Do you realise
how similar they actually are?
1st, both have
the word "great" in the title.
2nd, in both
books the protagonists from a young age are discontent with their situations
and have big dreams- Pip in Great Expectations and Gatsby in The Great Gatsby.
3rd, both
protagonists more or less create their own names- Philip Pirrip calls himself
Pip and James Gatz becomes Jay Gatsby.
4th, both
protagonists move up the social ladder, and while Pip becomes a gentleman
thanks to someone else's money, Gatsby becomes rich through dishonest
means.
5th, both
protagonists love a girl richer than them and socially above them and thus tied
to their dreams- Estella and Daisy respectively.
6th, both
stories have a significant house that gives rise to or strengthens the
protagonists' ambitions- Satis House (Estella's house) and Daisy's house.
7th, both
novels are social critiques.
I reckon the
books have more things in common, which I haven't thought of, but they're
probably minor similarities and I shouldn't create the impression that
The Great Gatsby is just like Great Expectations. Only
the central idea is the same.
Another thing they may have in common is the danger that their adaptations may focus on the love story, the romance, pushing the more
important themes such as social issues to the background (in order to attract
the audience) while neither Great Expectations nor The Great Gatsby is a love story. In Great Expectations Pip does have
feelings for Estella but to me it looks like he likes the image of her, of
something beautiful, ideal and unattainable, tied to the better and more
glorious world to which he previously never had access and which from then on
gets fixed in his mind, she's also tied to the day that has changed his life
forever, the day he realises that he's common.
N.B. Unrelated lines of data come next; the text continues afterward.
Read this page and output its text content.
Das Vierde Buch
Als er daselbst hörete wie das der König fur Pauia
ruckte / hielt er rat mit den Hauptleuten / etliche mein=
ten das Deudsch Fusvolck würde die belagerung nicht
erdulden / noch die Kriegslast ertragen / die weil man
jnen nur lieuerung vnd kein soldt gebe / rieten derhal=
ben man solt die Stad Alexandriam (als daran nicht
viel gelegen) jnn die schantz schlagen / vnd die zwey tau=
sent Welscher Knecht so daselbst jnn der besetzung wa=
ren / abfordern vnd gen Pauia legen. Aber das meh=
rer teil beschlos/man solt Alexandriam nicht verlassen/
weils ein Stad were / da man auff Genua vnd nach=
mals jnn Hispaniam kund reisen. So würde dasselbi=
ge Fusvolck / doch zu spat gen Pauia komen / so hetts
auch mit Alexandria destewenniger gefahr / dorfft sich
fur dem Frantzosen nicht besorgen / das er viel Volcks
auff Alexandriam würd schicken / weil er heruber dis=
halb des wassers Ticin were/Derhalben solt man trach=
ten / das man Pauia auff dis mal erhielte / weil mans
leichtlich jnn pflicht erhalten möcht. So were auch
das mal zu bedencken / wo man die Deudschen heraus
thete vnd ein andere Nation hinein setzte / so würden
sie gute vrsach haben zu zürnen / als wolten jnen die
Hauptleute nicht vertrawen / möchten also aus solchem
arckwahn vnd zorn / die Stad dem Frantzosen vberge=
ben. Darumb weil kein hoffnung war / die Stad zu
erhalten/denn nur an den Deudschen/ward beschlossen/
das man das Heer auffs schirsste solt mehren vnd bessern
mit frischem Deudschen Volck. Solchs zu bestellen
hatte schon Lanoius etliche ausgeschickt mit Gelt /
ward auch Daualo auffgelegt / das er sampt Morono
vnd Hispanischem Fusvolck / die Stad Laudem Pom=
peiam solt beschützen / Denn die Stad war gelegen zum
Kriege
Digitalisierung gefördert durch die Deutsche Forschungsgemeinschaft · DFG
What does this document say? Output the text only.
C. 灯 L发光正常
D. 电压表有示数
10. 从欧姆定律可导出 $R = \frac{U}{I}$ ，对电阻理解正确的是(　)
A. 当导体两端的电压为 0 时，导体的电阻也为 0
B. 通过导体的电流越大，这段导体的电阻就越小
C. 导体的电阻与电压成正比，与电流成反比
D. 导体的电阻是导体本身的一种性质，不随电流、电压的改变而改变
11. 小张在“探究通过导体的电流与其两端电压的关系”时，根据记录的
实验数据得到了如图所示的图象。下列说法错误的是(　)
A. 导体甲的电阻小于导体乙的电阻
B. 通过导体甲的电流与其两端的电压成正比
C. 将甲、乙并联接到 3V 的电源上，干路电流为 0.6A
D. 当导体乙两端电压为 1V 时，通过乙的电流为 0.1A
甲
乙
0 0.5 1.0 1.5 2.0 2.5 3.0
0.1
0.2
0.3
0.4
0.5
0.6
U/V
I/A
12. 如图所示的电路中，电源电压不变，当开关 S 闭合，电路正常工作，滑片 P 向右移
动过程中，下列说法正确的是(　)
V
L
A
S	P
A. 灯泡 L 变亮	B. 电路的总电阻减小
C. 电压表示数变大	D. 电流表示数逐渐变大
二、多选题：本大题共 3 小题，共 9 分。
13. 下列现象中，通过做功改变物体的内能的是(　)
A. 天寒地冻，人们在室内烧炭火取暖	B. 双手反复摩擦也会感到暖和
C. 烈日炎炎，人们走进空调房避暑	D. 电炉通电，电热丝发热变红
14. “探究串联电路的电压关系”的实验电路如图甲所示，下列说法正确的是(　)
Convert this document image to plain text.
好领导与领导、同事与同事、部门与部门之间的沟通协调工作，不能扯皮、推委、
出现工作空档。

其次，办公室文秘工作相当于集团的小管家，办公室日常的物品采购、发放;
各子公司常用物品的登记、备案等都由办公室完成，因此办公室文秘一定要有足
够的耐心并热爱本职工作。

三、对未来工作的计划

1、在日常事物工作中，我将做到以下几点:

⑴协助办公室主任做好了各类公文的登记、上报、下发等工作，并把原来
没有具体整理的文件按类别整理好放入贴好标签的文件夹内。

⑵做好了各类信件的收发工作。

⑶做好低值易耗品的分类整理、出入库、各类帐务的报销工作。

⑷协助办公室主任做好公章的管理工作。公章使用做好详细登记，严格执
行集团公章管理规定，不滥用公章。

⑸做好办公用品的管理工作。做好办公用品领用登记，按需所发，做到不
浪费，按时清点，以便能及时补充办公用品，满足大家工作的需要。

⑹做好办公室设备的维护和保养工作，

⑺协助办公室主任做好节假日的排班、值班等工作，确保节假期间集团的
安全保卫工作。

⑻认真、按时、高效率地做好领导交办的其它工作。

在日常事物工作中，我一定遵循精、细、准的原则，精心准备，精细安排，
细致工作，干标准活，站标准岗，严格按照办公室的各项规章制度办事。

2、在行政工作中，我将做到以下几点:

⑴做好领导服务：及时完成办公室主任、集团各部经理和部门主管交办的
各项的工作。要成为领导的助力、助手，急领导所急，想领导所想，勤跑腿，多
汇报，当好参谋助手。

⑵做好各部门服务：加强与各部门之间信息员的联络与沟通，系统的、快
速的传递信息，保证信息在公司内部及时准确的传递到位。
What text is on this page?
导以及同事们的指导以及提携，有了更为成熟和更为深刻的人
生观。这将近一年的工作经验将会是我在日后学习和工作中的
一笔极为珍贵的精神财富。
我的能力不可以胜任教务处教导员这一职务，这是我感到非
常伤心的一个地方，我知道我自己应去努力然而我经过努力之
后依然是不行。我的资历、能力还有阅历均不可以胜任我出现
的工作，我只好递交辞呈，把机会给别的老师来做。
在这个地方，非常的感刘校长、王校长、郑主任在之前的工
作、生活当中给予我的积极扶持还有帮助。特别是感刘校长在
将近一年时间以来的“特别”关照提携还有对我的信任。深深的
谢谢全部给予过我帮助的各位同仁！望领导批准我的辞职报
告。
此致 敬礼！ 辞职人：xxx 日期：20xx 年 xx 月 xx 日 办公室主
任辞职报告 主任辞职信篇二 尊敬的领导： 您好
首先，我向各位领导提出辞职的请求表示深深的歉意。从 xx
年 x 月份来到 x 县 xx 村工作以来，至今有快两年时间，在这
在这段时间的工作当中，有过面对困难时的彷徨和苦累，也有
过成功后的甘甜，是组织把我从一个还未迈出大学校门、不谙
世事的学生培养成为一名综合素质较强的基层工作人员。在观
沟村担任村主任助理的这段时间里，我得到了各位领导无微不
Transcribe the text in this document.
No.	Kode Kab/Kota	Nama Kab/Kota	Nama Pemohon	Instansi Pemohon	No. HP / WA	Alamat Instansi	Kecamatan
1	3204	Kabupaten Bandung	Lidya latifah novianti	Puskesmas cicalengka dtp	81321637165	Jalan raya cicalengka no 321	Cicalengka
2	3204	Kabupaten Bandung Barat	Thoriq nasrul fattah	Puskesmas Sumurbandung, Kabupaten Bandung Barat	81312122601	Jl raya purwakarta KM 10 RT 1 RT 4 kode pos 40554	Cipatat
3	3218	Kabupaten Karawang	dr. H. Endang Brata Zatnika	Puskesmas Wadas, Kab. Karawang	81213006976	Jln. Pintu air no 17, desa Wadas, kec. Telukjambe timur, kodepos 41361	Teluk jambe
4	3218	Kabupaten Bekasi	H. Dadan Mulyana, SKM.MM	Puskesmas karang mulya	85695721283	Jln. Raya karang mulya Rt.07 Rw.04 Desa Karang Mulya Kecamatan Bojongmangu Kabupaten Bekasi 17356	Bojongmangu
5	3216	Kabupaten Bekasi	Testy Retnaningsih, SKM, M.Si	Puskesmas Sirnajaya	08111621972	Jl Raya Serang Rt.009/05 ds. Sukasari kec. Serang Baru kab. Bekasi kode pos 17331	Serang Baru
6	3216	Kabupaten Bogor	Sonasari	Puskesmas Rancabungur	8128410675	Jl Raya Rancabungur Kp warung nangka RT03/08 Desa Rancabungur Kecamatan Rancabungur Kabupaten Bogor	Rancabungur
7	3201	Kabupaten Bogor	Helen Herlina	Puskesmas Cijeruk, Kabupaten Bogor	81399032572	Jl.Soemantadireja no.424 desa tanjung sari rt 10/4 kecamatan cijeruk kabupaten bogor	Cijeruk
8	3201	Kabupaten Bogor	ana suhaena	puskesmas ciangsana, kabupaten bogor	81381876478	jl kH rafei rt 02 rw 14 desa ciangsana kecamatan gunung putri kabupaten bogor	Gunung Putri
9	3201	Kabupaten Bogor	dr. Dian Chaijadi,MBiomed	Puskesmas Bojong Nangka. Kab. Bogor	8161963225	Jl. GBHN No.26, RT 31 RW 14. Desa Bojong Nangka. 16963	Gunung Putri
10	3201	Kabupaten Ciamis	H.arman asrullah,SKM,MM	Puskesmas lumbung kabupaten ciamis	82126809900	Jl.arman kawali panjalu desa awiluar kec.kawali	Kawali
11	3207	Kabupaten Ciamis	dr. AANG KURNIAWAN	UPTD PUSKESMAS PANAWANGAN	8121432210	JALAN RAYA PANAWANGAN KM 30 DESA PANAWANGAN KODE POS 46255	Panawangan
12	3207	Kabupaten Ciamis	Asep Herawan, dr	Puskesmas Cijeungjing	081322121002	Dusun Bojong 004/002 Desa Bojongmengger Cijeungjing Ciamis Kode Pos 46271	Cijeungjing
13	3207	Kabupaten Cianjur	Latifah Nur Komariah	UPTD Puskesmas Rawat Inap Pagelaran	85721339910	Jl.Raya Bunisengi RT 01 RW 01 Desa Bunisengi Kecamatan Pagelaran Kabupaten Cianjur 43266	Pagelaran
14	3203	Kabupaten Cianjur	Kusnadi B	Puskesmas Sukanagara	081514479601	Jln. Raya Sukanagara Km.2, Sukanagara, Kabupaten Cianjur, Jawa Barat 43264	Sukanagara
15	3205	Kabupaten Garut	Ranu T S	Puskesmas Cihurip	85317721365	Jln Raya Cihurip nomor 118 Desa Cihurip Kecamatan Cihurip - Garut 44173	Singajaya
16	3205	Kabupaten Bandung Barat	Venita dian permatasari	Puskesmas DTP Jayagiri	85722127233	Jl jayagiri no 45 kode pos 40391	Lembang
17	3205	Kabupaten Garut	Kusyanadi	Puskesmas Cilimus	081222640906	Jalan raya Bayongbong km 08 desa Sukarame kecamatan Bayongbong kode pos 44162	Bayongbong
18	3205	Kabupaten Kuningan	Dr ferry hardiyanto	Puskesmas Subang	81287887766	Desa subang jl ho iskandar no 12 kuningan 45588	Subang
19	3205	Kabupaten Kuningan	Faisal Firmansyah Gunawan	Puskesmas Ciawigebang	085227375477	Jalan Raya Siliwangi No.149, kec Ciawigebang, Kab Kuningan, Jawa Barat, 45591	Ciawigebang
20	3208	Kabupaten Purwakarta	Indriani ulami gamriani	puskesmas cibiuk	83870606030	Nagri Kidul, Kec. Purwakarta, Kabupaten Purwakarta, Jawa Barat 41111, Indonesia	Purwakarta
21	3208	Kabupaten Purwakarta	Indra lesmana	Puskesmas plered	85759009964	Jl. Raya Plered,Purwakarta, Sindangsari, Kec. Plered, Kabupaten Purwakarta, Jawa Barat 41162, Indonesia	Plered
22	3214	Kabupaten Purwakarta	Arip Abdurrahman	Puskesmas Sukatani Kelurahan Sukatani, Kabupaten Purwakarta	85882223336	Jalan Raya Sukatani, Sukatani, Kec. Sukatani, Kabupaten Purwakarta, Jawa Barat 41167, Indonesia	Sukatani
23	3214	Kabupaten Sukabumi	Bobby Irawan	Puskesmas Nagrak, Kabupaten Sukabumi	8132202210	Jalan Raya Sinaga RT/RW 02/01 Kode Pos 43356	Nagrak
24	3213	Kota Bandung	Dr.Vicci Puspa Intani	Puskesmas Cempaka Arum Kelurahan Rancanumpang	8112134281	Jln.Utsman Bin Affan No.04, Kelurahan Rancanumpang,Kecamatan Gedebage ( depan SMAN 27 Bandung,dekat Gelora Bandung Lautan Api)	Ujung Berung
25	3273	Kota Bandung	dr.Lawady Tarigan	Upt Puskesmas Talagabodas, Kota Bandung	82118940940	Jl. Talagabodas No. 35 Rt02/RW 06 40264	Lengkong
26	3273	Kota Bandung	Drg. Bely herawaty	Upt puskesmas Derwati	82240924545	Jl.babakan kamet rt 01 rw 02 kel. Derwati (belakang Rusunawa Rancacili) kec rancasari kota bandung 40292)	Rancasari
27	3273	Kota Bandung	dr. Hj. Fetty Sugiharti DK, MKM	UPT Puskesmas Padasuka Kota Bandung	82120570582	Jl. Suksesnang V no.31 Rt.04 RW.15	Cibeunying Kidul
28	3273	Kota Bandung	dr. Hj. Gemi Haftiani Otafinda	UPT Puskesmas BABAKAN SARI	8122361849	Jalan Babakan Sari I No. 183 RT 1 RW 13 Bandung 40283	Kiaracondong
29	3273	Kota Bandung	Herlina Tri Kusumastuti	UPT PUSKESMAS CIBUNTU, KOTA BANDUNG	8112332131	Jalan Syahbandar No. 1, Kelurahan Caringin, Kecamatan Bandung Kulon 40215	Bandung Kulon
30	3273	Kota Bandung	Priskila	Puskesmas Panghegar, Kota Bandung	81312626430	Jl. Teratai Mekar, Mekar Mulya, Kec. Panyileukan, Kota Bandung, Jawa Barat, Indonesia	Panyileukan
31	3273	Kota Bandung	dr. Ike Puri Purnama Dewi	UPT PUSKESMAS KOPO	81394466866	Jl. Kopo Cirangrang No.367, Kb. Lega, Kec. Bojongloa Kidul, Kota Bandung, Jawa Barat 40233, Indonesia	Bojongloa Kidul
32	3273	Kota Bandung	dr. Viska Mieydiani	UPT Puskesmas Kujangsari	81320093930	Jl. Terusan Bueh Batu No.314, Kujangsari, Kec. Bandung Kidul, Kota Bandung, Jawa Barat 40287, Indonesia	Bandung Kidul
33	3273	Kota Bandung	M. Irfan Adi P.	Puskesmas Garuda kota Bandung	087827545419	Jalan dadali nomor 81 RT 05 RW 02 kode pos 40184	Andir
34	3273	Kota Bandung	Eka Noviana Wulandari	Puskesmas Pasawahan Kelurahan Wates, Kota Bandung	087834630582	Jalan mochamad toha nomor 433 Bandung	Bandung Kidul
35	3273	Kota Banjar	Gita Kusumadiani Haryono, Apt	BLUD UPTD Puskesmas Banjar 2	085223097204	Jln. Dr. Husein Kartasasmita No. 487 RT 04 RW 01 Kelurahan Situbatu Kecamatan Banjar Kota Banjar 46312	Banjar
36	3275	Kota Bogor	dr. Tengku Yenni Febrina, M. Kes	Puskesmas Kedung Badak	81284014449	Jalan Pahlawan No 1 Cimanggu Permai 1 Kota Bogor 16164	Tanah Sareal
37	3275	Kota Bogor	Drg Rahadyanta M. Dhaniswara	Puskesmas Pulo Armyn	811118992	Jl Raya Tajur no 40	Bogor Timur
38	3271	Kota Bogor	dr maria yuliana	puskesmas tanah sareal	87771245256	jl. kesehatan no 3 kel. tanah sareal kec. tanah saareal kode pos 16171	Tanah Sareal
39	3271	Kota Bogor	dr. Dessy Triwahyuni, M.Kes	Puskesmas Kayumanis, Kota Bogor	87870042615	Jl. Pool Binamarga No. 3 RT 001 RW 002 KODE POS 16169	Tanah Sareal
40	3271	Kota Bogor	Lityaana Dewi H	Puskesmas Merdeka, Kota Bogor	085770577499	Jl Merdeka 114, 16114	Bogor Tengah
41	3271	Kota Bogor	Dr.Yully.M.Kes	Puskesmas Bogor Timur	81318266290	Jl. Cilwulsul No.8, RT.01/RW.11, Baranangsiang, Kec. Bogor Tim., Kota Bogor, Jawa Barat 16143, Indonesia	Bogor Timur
It's only later that this feeling turns into love, when Pip sees beneath the surface and comes to understand Estella and loves her for who she is, with her vulnerability, weaknesses, suffering and self-loathing, not for her beautiful appearance. The love in The Great Gatsby is even less, Gatsby doesn't really love Daisy, he knows nothing about her, he only loves the idealised image in his head and all the things she represents.